Anggapan Keliru Tentang Pustakawan di Sekolah

0
452

Oleh : Tulus Wulan Juni

Sepertinya saya mau tertawa saat membaca WhatsApp dari kolega saya di sekolah, yang mendapat arahan dari salah satu perangkat kerja daerah yang juga sebagai pengambil kebijakan. Dalam arahannya mengatakan bahwa mereka tidak mengenal jabatan fungsional pustakawan di sekolah, yang ia kenal hanya tenaga pendidik yakni guru dan tenaga kependidikan sebagai pelaksana.

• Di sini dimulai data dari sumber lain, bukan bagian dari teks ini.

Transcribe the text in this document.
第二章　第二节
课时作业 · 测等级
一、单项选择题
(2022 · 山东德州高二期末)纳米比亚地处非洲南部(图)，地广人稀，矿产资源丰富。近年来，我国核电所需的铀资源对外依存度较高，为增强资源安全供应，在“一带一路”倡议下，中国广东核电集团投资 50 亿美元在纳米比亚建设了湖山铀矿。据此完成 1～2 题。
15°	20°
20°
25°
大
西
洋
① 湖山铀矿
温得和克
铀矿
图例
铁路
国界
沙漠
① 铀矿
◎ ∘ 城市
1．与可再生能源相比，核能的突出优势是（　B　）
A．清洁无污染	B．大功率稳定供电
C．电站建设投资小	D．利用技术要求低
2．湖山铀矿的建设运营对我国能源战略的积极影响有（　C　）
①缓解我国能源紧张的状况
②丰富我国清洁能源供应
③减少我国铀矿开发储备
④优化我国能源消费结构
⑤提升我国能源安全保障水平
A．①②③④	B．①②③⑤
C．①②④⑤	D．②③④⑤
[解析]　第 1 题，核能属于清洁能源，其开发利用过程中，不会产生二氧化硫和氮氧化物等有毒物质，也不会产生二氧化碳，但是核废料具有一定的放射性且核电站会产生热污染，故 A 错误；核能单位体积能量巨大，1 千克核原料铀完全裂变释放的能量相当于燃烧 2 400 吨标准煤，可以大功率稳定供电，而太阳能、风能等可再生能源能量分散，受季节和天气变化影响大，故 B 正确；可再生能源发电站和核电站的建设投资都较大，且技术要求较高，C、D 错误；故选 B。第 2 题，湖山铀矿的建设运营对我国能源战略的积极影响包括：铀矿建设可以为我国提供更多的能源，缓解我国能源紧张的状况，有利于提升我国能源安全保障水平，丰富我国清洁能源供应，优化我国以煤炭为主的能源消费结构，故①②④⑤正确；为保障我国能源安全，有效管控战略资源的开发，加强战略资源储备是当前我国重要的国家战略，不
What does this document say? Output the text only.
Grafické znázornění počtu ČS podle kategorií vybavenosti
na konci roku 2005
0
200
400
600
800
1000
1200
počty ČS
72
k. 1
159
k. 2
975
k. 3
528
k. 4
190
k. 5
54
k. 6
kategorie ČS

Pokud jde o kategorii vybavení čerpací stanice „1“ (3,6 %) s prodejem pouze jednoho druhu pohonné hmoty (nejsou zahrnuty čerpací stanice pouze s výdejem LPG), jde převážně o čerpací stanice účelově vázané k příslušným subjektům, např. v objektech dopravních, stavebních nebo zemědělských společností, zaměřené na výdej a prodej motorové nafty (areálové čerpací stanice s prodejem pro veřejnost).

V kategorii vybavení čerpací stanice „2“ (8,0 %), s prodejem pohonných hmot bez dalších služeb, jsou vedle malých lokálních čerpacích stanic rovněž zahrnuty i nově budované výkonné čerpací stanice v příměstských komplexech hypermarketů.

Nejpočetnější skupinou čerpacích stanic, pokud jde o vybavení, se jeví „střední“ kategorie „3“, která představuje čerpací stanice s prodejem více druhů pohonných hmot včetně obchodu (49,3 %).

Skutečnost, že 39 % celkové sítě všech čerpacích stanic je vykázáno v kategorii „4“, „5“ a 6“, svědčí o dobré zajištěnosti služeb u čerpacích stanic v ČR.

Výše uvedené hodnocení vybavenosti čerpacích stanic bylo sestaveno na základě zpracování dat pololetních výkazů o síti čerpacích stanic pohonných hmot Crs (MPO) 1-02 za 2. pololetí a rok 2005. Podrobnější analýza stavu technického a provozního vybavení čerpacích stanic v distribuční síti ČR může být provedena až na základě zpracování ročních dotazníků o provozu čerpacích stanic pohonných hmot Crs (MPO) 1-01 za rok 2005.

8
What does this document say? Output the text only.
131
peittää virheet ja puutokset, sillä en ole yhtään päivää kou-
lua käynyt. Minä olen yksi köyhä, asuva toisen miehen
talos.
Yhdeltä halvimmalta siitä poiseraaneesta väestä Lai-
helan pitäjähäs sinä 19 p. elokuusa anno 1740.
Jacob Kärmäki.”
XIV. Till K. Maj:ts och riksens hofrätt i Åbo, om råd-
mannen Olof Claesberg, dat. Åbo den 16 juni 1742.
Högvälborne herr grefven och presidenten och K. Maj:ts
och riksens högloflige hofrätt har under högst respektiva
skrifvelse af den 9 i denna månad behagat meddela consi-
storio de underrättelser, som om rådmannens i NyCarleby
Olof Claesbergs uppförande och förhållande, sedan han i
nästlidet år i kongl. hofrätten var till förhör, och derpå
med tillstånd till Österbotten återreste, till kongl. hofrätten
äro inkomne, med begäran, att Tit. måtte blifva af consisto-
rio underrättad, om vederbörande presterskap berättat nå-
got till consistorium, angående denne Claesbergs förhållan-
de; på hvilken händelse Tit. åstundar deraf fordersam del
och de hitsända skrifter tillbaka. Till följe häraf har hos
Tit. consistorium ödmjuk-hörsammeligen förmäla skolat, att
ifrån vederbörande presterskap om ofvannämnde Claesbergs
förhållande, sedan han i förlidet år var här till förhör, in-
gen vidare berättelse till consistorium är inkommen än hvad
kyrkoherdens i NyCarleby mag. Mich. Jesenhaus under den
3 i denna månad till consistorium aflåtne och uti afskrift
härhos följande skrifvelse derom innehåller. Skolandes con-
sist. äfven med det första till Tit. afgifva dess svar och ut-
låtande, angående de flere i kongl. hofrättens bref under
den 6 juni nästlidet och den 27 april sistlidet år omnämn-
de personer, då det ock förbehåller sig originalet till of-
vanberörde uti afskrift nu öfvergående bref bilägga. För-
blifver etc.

Fungsional itu hanya guru dan pustakawan itu hanya tugas tambahan. Miris membacanya. Terus kapan pustakawan dianggap fungsional yang memiliki tugas pokok tersendiri oleh mereka.

Seharusnya mereka membaca dulu peraturan yang berlaku yang dibuat oleh pemerintah. Karena aturan itu dibuat jelas untuk memastikan kelancaran pelaksanaan pendidikan disekolah. Peraturan Pemerintah Nomor 19 tahun 2005 tentang Standar Nasional Pendidikan pasal 5 jelas menyebutkan bahwa Tenaga Kependidikan ada 9 yakni Kepala Sekolah/ Madrasah, Pengawasan Satuan Pendidikan, Tenaga Administrasi, Tenaga Perpustakaan, Tenaga Laboratorium, Teknisi, Pengelola Kelompok Belajar, Pamong Belajar dan Tenaga Kebersihan.

Apakah yang ia kenal selama ini hanya tenaga administrasi saja sebagai pelaksana ?

Bahkan khusus tenaga perpustakaan telah dikeluarkan Permendiknas Nomor 25 Tahun 2008 tentang Standar Tenaga Perpustakaan Sekolah/ Madrasah yang mengamanahkan penyelenggara sekolah/ madrasah wajib menerapkan standar tenaga perpustakaan sekolah.

Sekali lagi menekankan bahwa tenaga perpustakaan itu ada, bukan siluman. Selain itu, UU Nomor 43 tahun 2007 tentang Perpustakaan dan PP No. 24 tahun 2014 tentang pelaksanaan UU Nomor 43 Tahun 2007 tentang Perpustakaan menyebutkan bahwa Tenaga Perpustakaan itu terdiri dari Pustakawan, Tenaga Teknis Perpustakaan, Tenaga Ahli dan Kepala Perpustakaan.

Mulai paham ? Pustakawan itu adalah Tenaga Perpustakaan dan tenaga perpustakaan itu adalah Tenaga Kependidikan. Jangan sampai gagal paham.

Aturan lebih lanjut dalam Perka Perpusnas No. 10, 11 dan 12 Tahun 2017 tentang Standar Nasional Perpustakaan Sekolah menyebutkan bahwa kualifikasi Kepala Perpustakaan diutamakan Pustakawan.

Nah, jika sudah punya pustakawan apalagi telah memperoleh SK pengangkatan sebagai pejabat fungsional di sekolah dan kemudian tidak diakui, bagaimana perpustakaan sekolah mau maju-maju apalagi ditengah pandemi ini.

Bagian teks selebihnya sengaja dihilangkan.